If successful, the skimmers allow the hackers to extradite payment information, and personal data posted by breached online platform customers and then transfer it to their controlled severs. According to VISA, "throughout 2020, Visa Payment Fraud Disruption (PFD) identified a trend whereby many e-skimming attacks used web shells to establish a command and control (C2)during the attacks. PFD confirmed at least 45 eskimming attacks in 2020 using web shells, and security researchers similarly noted increasing web shell use across the wider information security threat landscape."
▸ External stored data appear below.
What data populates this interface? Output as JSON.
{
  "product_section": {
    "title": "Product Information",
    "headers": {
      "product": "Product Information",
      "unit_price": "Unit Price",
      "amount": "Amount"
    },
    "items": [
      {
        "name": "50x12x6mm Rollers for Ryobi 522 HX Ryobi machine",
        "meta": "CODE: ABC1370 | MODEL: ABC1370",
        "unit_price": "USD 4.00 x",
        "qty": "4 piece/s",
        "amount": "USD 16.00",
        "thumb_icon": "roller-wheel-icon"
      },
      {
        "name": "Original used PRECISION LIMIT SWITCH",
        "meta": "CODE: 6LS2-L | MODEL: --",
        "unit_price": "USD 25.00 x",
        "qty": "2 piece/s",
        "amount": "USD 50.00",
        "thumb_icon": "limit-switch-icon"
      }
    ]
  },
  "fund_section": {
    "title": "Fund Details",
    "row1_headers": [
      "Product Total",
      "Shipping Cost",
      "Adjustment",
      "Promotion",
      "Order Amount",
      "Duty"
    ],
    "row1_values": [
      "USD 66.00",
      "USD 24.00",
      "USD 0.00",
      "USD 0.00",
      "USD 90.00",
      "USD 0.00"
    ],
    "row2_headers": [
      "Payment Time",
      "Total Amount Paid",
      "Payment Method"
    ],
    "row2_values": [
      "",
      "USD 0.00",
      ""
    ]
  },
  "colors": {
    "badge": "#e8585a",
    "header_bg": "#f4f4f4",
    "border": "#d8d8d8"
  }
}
As per VISA PFD findings, most Magecart hackers used web shells to plant backdoors in compromised online store servers and build a c2c (command and control) infrastructure which lets the hackers steal the credit card information. The hackers used various approaches to hack the online shops' servers, exploiting vulnerabilities in unsafe infrastructure (administrative), apps/website plugins related to e-commerce, and unpatched/out-of-date e-commerce websites. These Visa findings were confirmed earlier this February when Microsoft Defender Advanced Threat Protection (APT) team revealed that these web shells implanted on compromised servers have grown as much as twice since last year.  

"The company's security researchers discovered an average of 140,000 such malicious tools on hacked servers every month, between August 2020 to January 2021," reports Bleeping Computer.  "In comparison, Microsoft said in a 2020 report that it detected an average of 77,000 web shells each month, based on data collected from roughly 46,000 distinct devices between July and December 2019," it further says.